If you have a look at a processor's instruction set, there are a number of ways of grouping them. For example, all the ADD
instructions might be grouped together, and all the XOR
instructions.
Within each group of the same instruction, there may be versions that operate on memory, or on registers. It's this sub-grouping that effectively defines the number of registers that the processor has.
As an 8-bit hypothetical example, let's say the $Ax
instructions might be the ADD
instructions, and $Cx
might be the XOR
instructions. With this design, there are only four bits left to define the operands!
- One might have only four general-purpose registers, and use two bits to define one, and two bits to define the other.
- Or, one might use the first bit to distinguish "special" variants, and the other 3 bits to define which of eight registers to operate with the accumulator (
$x0
could be the accumulator itself).
- Or, one could have more than this number of registers - but then limit which registers are accessible to which instructions.
Of course, we're past 8-bit instruction sets. But still, this logic helped define register sets in the past - it will continue to do so into the future.
EDIT (as requested)
Say the top four bits are for the instruction: ADD
, SUB
, XOR
, MOV
, CMP
etc. There are 16 possibilities here. Then, for those instructions where register-to-register makes sense (e.g. ADD Rx,Ry
), you need to specify Rx
and Ry
. Say the next two bits are for x
, and the last two are for y
. Thus:
ADD R1, R2 => 'ADD' + 'R1' + 'R2' => $A0 + $04 + $02
With only two bits to define a register like this, you only have room for a total of four registers!

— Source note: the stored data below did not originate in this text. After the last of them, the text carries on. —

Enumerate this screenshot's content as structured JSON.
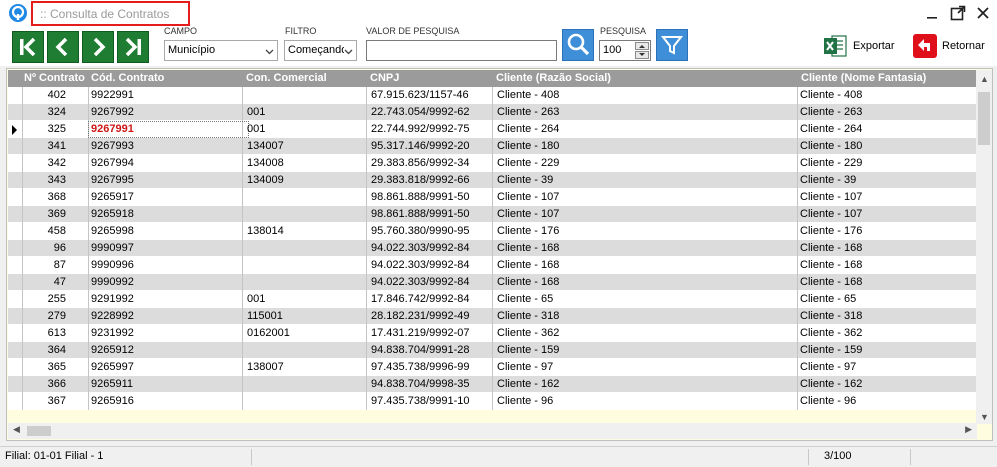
{
  "window": {
    "title": ":: Consulta de Contratos",
    "app_icon": "app-logo-icon",
    "minimize_icon": "minimize-icon",
    "restore_icon": "restore-icon",
    "close_icon": "close-icon"
  },
  "toolbar": {
    "nav_buttons": [
      "first-record-icon",
      "previous-record-icon",
      "next-record-icon",
      "last-record-icon"
    ],
    "campo_label": "CAMPO",
    "campo_value": "Município",
    "filtro_label": "FILTRO",
    "filtro_value": "Começando",
    "valor_label": "VALOR DE PESQUISA",
    "valor_value": "",
    "pesquisa_label": "PESQUISA",
    "pesquisa_value": "100",
    "export_label": "Exportar",
    "return_label": "Retornar",
    "colors": {
      "nav_green": "#1e7d32",
      "search_blue": "#3f8fd8",
      "return_red": "#e0101a",
      "excel_green": "#217346"
    }
  },
  "grid": {
    "columns": [
      "Nº Contrato",
      "Cód. Contrato",
      "Con. Comercial",
      "CNPJ",
      "Cliente (Razão Social)",
      "Cliente (Nome Fantasia)"
    ],
    "rows": [
      [
        "402",
        "9922991",
        "",
        "67.915.623/1157-46",
        "Cliente - 408",
        "Cliente - 408"
      ],
      [
        "324",
        "9267992",
        "001",
        "22.743.054/9992-62",
        "Cliente - 263",
        "Cliente - 263"
      ],
      [
        "325",
        "9267991",
        "001",
        "22.744.992/9992-75",
        "Cliente - 264",
        "Cliente - 264"
      ],
      [
        "341",
        "9267993",
        "134007",
        "95.317.146/9992-20",
        "Cliente - 180",
        "Cliente - 180"
      ],
      [
        "342",
        "9267994",
        "134008",
        "29.383.856/9992-34",
        "Cliente - 229",
        "Cliente - 229"
      ],
      [
        "343",
        "9267995",
        "134009",
        "29.383.818/9992-66",
        "Cliente - 39",
        "Cliente - 39"
      ],
      [
        "368",
        "9265917",
        "",
        "98.861.888/9991-50",
        "Cliente - 107",
        "Cliente - 107"
      ],
      [
        "369",
        "9265918",
        "",
        "98.861.888/9991-50",
        "Cliente - 107",
        "Cliente - 107"
      ],
      [
        "458",
        "9265998",
        "138014",
        "95.760.380/9990-95",
        "Cliente - 176",
        "Cliente - 176"
      ],
      [
        "96",
        "9990997",
        "",
        "94.022.303/9992-84",
        "Cliente - 168",
        "Cliente - 168"
      ],
      [
        "87",
        "9990996",
        "",
        "94.022.303/9992-84",
        "Cliente - 168",
        "Cliente - 168"
      ],
      [
        "47",
        "9990992",
        "",
        "94.022.303/9992-84",
        "Cliente - 168",
        "Cliente - 168"
      ],
      [
        "255",
        "9291992",
        "001",
        "17.846.742/9992-84",
        "Cliente - 65",
        "Cliente - 65"
      ],
      [
        "279",
        "9228992",
        "115001",
        "28.182.231/9992-49",
        "Cliente - 318",
        "Cliente - 318"
      ],
      [
        "613",
        "9231992",
        "0162001",
        "17.431.219/9992-07",
        "Cliente - 362",
        "Cliente - 362"
      ],
      [
        "364",
        "9265912",
        "",
        "94.838.704/9991-28",
        "Cliente - 159",
        "Cliente - 159"
      ],
      [
        "365",
        "9265997",
        "138007",
        "97.435.738/9996-99",
        "Cliente - 97",
        "Cliente - 97"
      ],
      [
        "366",
        "9265911",
        "",
        "94.838.704/9998-35",
        "Cliente - 162",
        "Cliente - 162"
      ],
      [
        "367",
        "9265916",
        "",
        "97.435.738/9991-10",
        "Cliente - 96",
        "Cliente - 96"
      ]
    ],
    "selected_row_index": 2,
    "selected_column_index": 1
  },
  "status": {
    "filial": "Filial: 01-01 Filial - 1",
    "count": "3/100"
  }
}
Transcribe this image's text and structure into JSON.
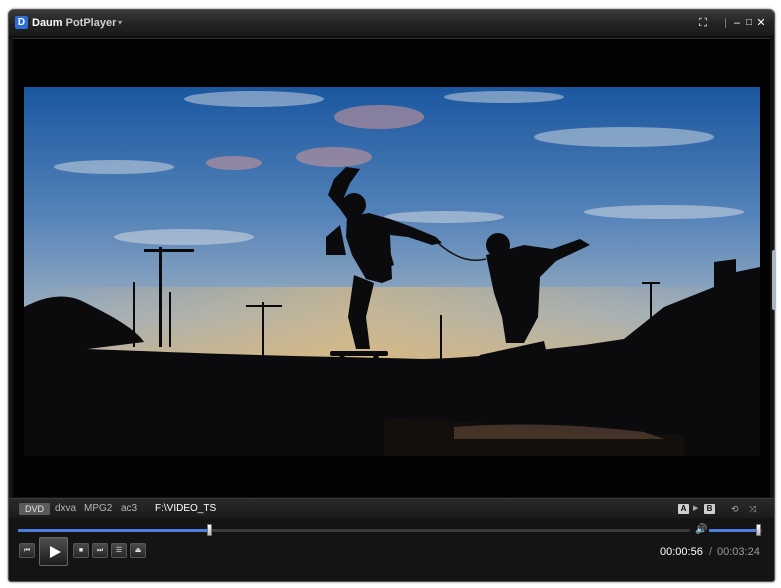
{
  "titlebar": {
    "logo_letter": "D",
    "app_name_part1": "Daum",
    "app_name_part2": " PotPlayer",
    "menu_caret": "▾",
    "btn_fullscreen": "⛶",
    "btn_minimize": "–",
    "btn_maximize": "□",
    "btn_close": "✕"
  },
  "video": {
    "scene": "sunset skateboard silhouette"
  },
  "infobar": {
    "source_badge": "DVD",
    "decoder": "dxva",
    "video_codec": "MPG2",
    "audio_codec": "ac3",
    "path": "F:\\VIDEO_TS",
    "ab_a": "A",
    "ab_b": "B",
    "ab_arrow": "▶",
    "repeat_icon": "⟲",
    "shuffle_icon": "⤨"
  },
  "seek": {
    "progress": 0.2857
  },
  "volume": {
    "icon": "🔊",
    "level": 0.92
  },
  "controls": {
    "prev_glyph": "⏮",
    "stop_glyph": "■",
    "next_glyph": "⏭",
    "playlist_glyph": "☰",
    "eject_glyph": "⏏"
  },
  "time": {
    "current": "00:00:56",
    "separator": "/",
    "total": "00:03:24"
  },
  "colors": {
    "accent": "#4d7de0",
    "logo": "#2d6fd6"
  }
}
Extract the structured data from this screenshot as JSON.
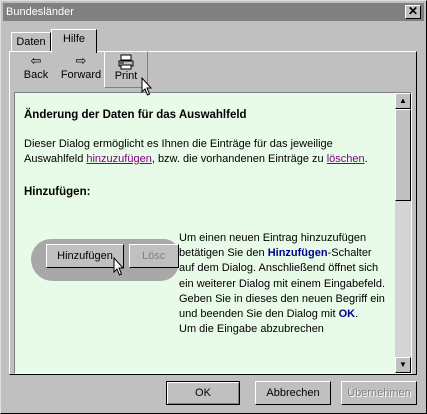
{
  "window": {
    "title": "Bundesländer",
    "close_glyph": "✕"
  },
  "tabs": [
    {
      "label": "Daten"
    },
    {
      "label": "Hilfe"
    }
  ],
  "toolbar": {
    "back": {
      "label": "Back",
      "icon": "arrow-left-icon"
    },
    "forward": {
      "label": "Forward",
      "icon": "arrow-right-icon"
    },
    "print": {
      "label": "Print",
      "icon": "printer-icon"
    }
  },
  "help": {
    "heading": "Änderung der Daten für das Auswahlfeld",
    "intro_1": "Dieser Dialog ermöglicht es Ihnen die Einträge für das jeweilige Auswahlfeld ",
    "link_add": "hinzuzufügen",
    "intro_2": ", bzw. die vorhandenen Einträge zu ",
    "link_delete": "löschen",
    "intro_3": ".",
    "subheading": "Hinzufügen:",
    "illus_btn_add": "Hinzufügen",
    "illus_btn_del": "Lösc",
    "body_1": "Um einen neuen Eintrag hinzuzufügen betätigen Sie den ",
    "body_bold_1": "Hinzufügen",
    "body_2": "-Schalter auf dem Dialog. Anschließend öffnet sich ein weiterer Dialog mit einem Eingabefeld. Geben Sie in dieses den neuen Begriff ein und beenden Sie den Dialog mit ",
    "body_bold_2": "OK",
    "body_3": ".",
    "body_4": "Um die Eingabe abzubrechen"
  },
  "buttons": {
    "ok": "OK",
    "cancel": "Abbrechen",
    "apply": "Übernehmen"
  }
}
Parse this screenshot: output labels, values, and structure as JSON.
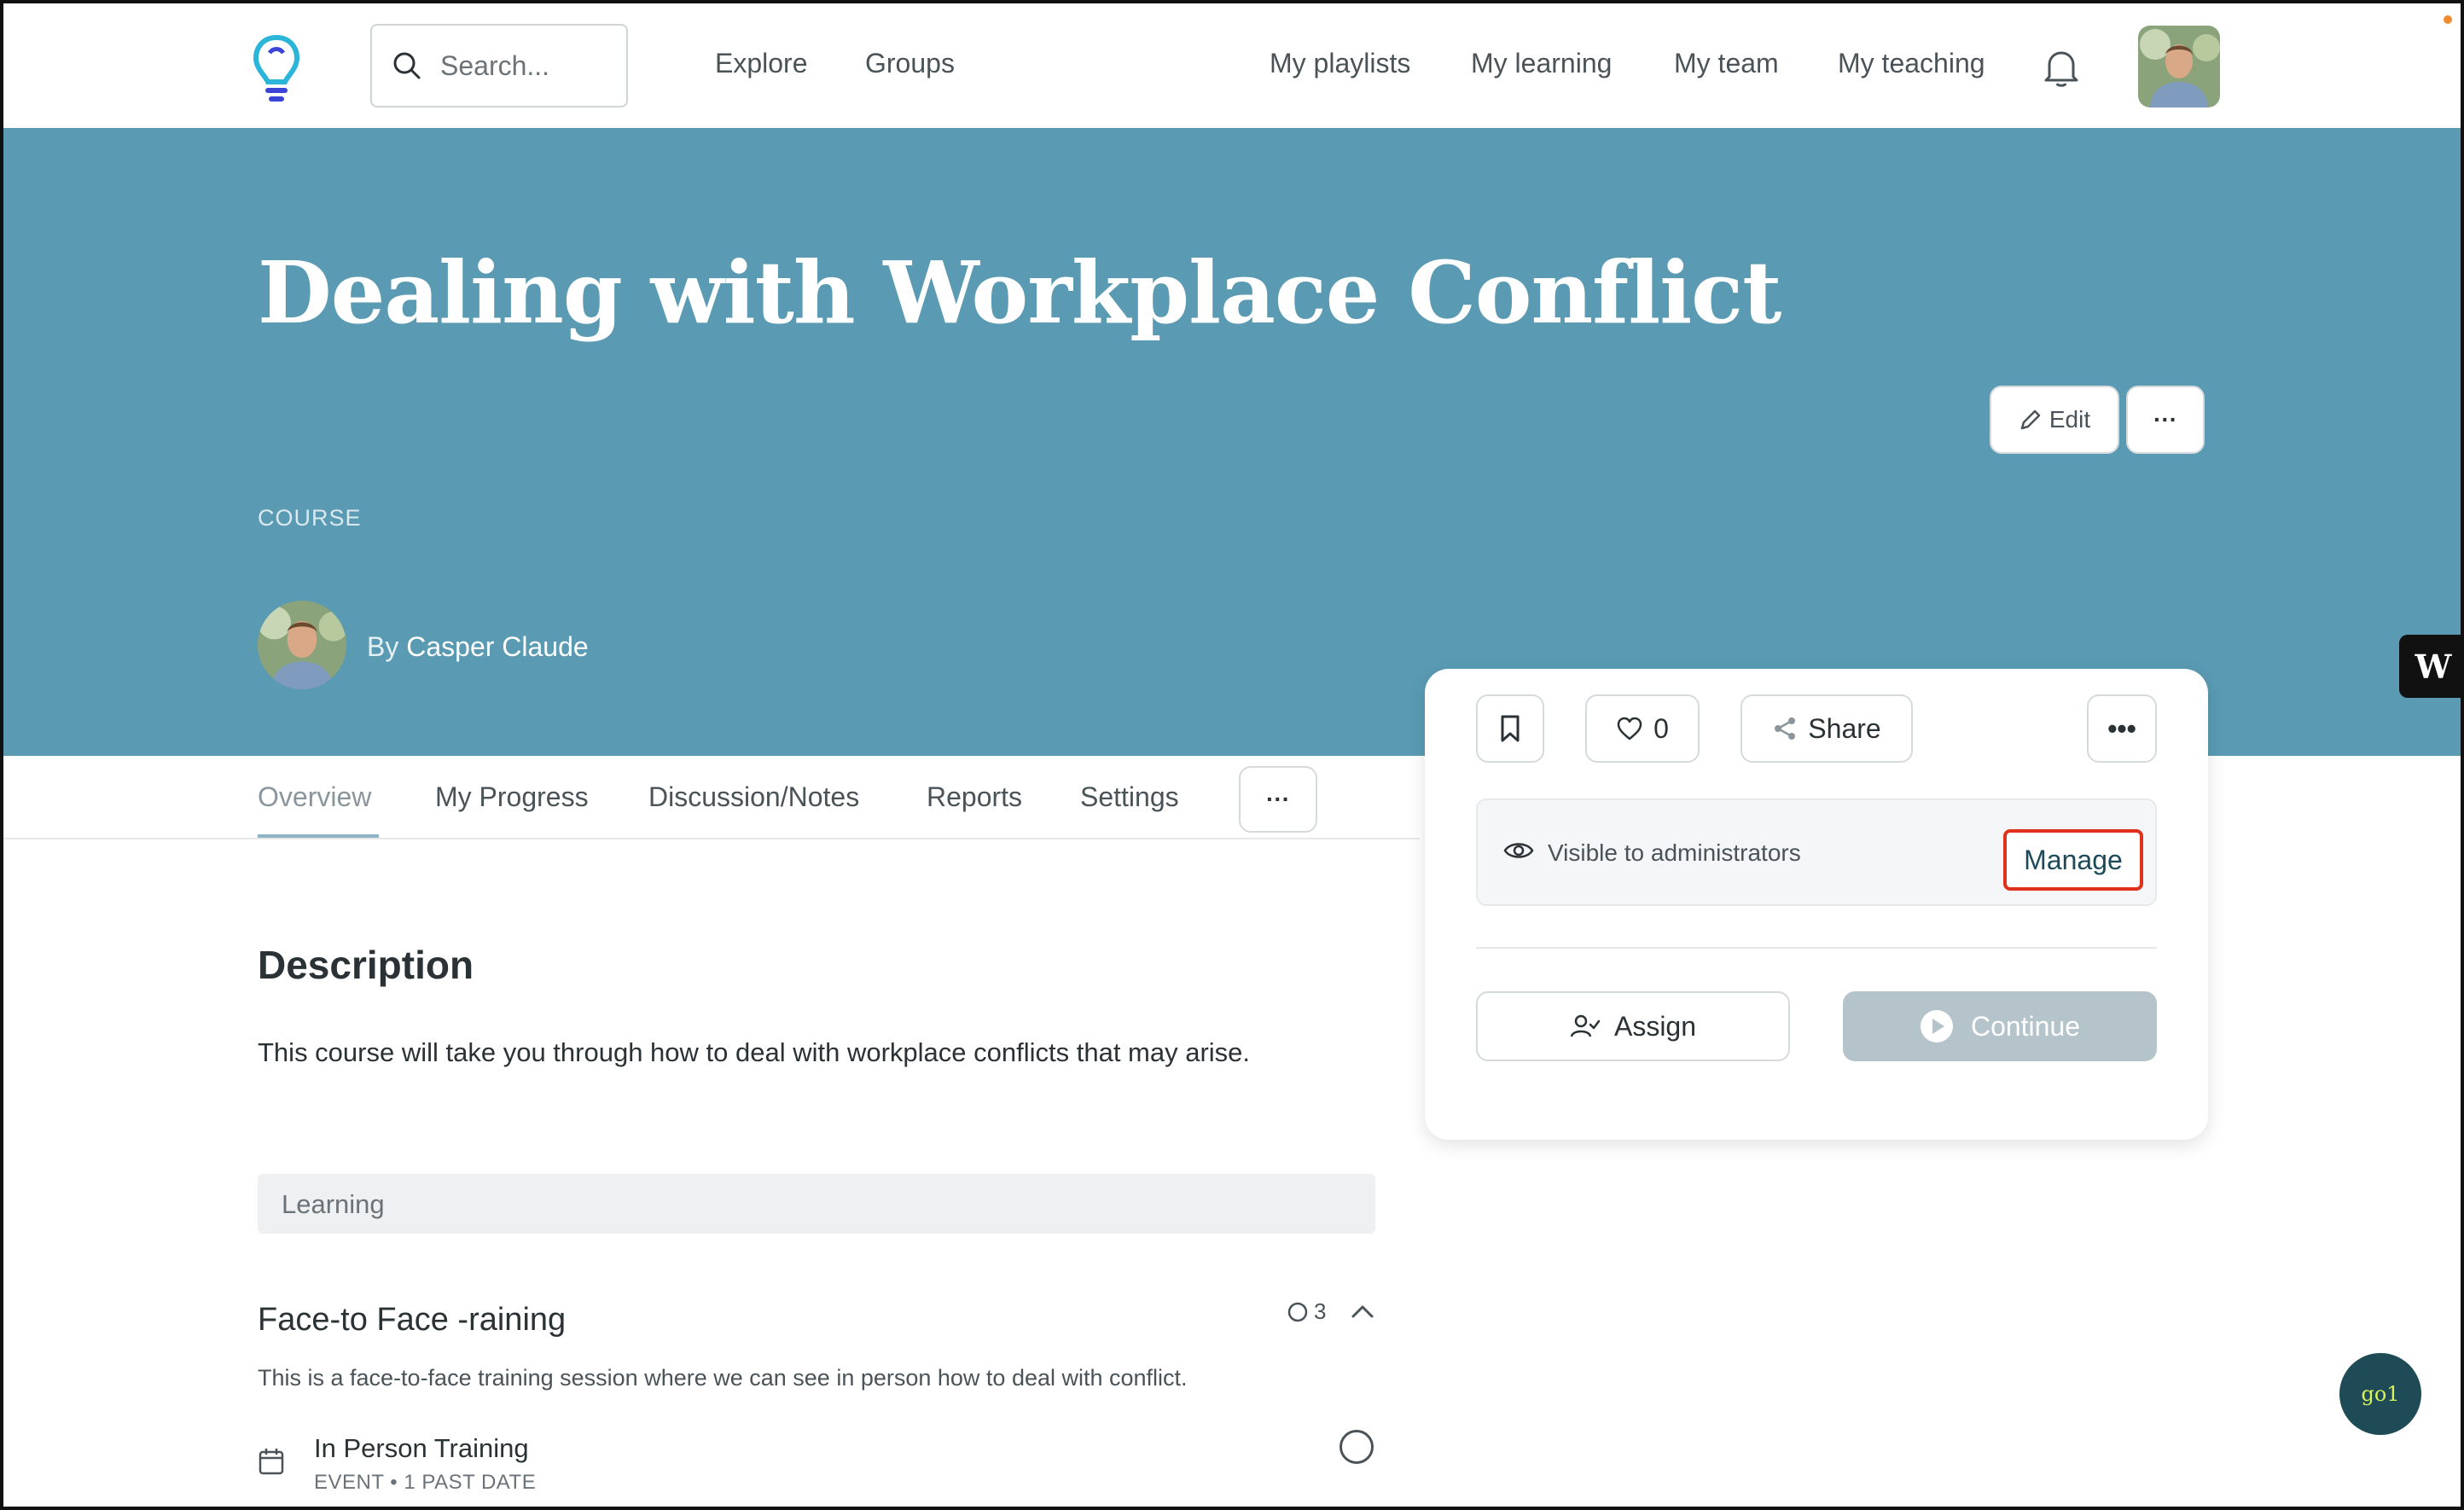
{
  "header": {
    "search_placeholder": "Search...",
    "nav_left": [
      "Explore",
      "Groups"
    ],
    "nav_right": [
      "My playlists",
      "My learning",
      "My team",
      "My teaching"
    ]
  },
  "hero": {
    "title": "Dealing with Workplace Conflict",
    "type": "COURSE",
    "author_prefix": "By",
    "author_name": "Casper Claude",
    "edit_label": "Edit",
    "more_label": "···",
    "badge": "W",
    "background_color": "#5a9bb3"
  },
  "tabs": {
    "items": [
      "Overview",
      "My Progress",
      "Discussion/Notes",
      "Reports",
      "Settings"
    ],
    "active": "Overview",
    "more_label": "···"
  },
  "content": {
    "description_heading": "Description",
    "description_text": "This course will take you through how to deal with workplace conflicts that may arise.",
    "learning_label": "Learning",
    "section": {
      "title": "Face-to Face -raining",
      "count": "3",
      "description": "This is a face-to-face training session where we can see in person how to deal with conflict.",
      "item_title": "In Person Training",
      "item_meta": "EVENT • 1 PAST DATE"
    }
  },
  "card": {
    "like_count": "0",
    "share_label": "Share",
    "more_label": "•••",
    "visibility_text": "Visible to administrators",
    "manage_label": "Manage",
    "assign_label": "Assign",
    "continue_label": "Continue",
    "highlight_color": "#e0311d"
  },
  "widget": {
    "go1_label": "go1"
  }
}
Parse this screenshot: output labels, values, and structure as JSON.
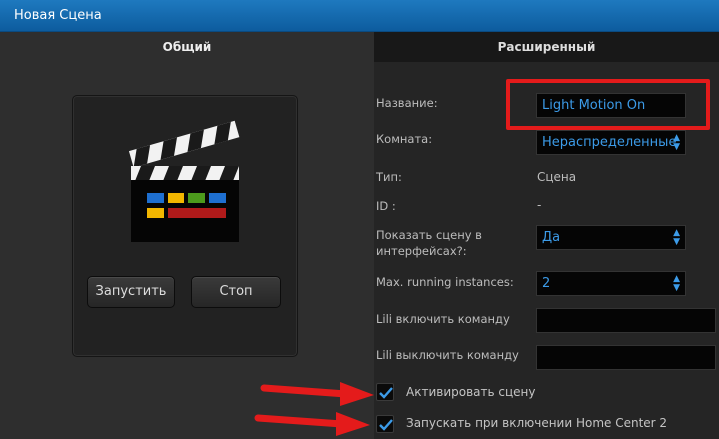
{
  "window": {
    "title": "Новая Сцена"
  },
  "tabs": [
    {
      "label": "Общий",
      "active": true
    },
    {
      "label": "Расширенный",
      "active": false
    }
  ],
  "scene": {
    "icon": "clapperboard-icon",
    "run_label": "Запустить",
    "stop_label": "Стоп"
  },
  "form": {
    "name_label": "Название:",
    "name_value": "Light Motion On",
    "room_label": "Комната:",
    "room_value": "Нераспределенные",
    "type_label": "Тип:",
    "type_value": "Сцена",
    "id_label": "ID :",
    "id_value": "-",
    "show_label": "Показать сцену в интерфейсах?:",
    "show_value": "Да",
    "max_label": "Max. running instances:",
    "max_value": "2",
    "lili_on_label": "Lili включить команду",
    "lili_on_value": "",
    "lili_off_label": "Lili выключить команду",
    "lili_off_value": ""
  },
  "checkboxes": {
    "activate_label": "Активировать сцену",
    "activate_checked": true,
    "startup_label": "Запускать при включении Home Center 2",
    "startup_checked": true
  },
  "colors": {
    "titlebar": "#1a70b5",
    "accent_text": "#3c9be8",
    "annotation": "#e41b1b"
  }
}
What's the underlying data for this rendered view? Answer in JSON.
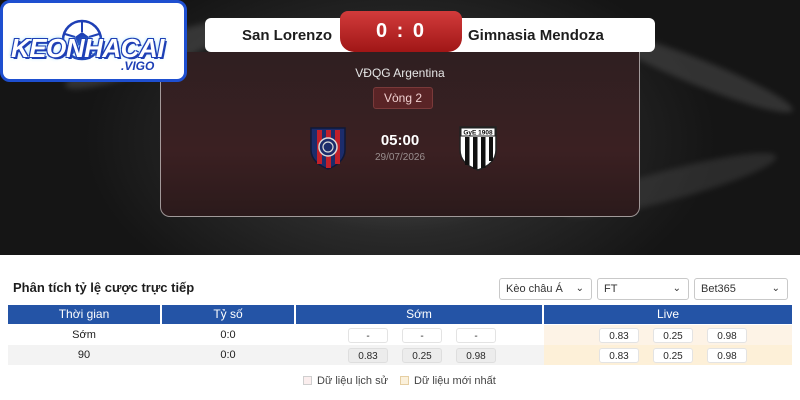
{
  "brand": {
    "logo_main": "KEONHACAI",
    "logo_sub": ".VIGO",
    "accent": "#1e4fd0"
  },
  "match": {
    "home_team": "San Lorenzo",
    "away_team": "Gimnasia Mendoza",
    "score": "0 : 0",
    "league": "VĐQG Argentina",
    "round": "Vòng 2",
    "kickoff_time": "05:00",
    "kickoff_date": "29/07/2026",
    "home_crest": "san-lorenzo-crest",
    "away_crest": "gimnasia-mendoza-crest",
    "away_crest_text": "GyE 1908",
    "score_color": "#b92323"
  },
  "odds": {
    "title": "Phân tích tỷ lệ cược trực tiếp",
    "filters": {
      "market": "Kèo châu Á",
      "period": "FT",
      "bookmaker": "Bet365"
    },
    "columns": [
      "Thời gian",
      "Tỷ số",
      "Sớm",
      "Live"
    ],
    "rows": [
      {
        "time": "Sớm",
        "score": "0:0",
        "early": [
          "-",
          "-",
          "-"
        ],
        "live": [
          "0.83",
          "0.25",
          "0.98"
        ]
      },
      {
        "time": "90",
        "score": "0:0",
        "early": [
          "0.83",
          "0.25",
          "0.98"
        ],
        "live": [
          "0.83",
          "0.25",
          "0.98"
        ]
      }
    ],
    "legend": {
      "history": "Dữ liệu lịch sử",
      "latest": "Dữ liệu mới nhất"
    },
    "header_color": "#2454a6"
  }
}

As an aside, you'll note that some register combinations don't make sense. For example, MOV Rx, Rx
(does nothing) and SUB Rx, Rx
(always produces 0
). These could become special-case instructions:
SUB Rx, Rx
could become NOT Rx
- a single-operand instruction.
MOV Rx, Rx
could become a MOV
instruction that takes a second byte as an immediate value, interpreted as MOV Rx, #$yy
.
In this way you can "play" with the instruction map, filling in the holes for otherwise-useless or -nonsensical instructions to provide a larger instruction set for the programmer. But ultimately, the instruction set defines the register set.